Researchers currently take samples from as close to the volcano as safely possible. These samples are often contaminated, however, as the volcanic gases of interest pick up dust or other particles from the surrounding environment as they move away from the centre of the volcano. The ability to send drones into the heart of the plume will mean scientists can get better samples and a more accurate picture of what is happening inside the volcano.

A drone on White Island

“Our research team’s aim is to build a system mounted onto these drones that can tell us how hot a volcano is and how deep the magma runs, and measure changes in the gases that could signal a volcanic eruption,” Ian says.

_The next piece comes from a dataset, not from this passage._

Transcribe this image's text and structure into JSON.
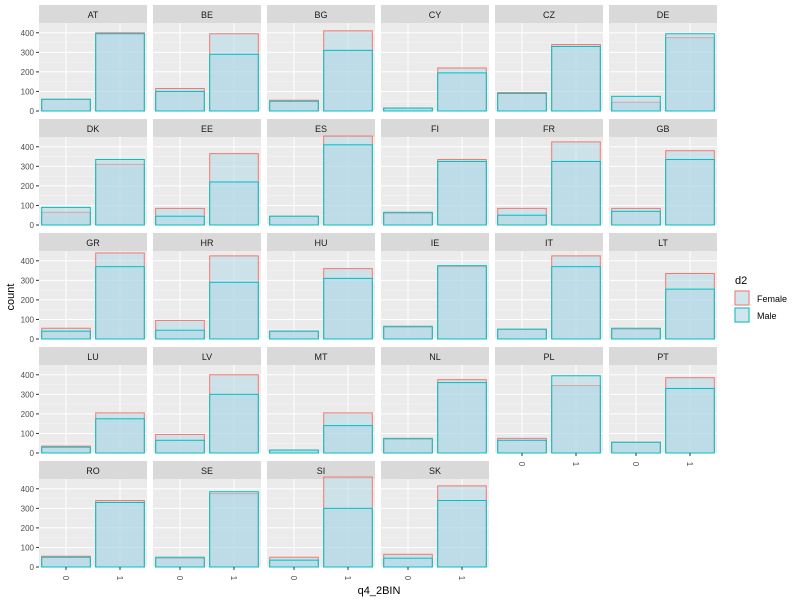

As well as improving scientific understanding of volcanoes, this equipment could also be vital in preparing for, and managing, emergencies, providing a preprepared field kit that can measure changes in a volcano and track eruptions in near real-time. Ian is excited about the possibilities the technology will open up for scientific research. “Our work shows drones are useful for far more than just taking pictures,” he says. “As well as collecting measurements from the most toxic environments, they could also be used to monitor air quality and track pollutants and respond to fires, dust storms, and many other airborne hazards.” Ian worked alongside researchers from GNS Science, the University of Cambridge, and the Research Institute for Development in France on this project. This research has been funded for two years by New Zealand’s Earthquake Commission.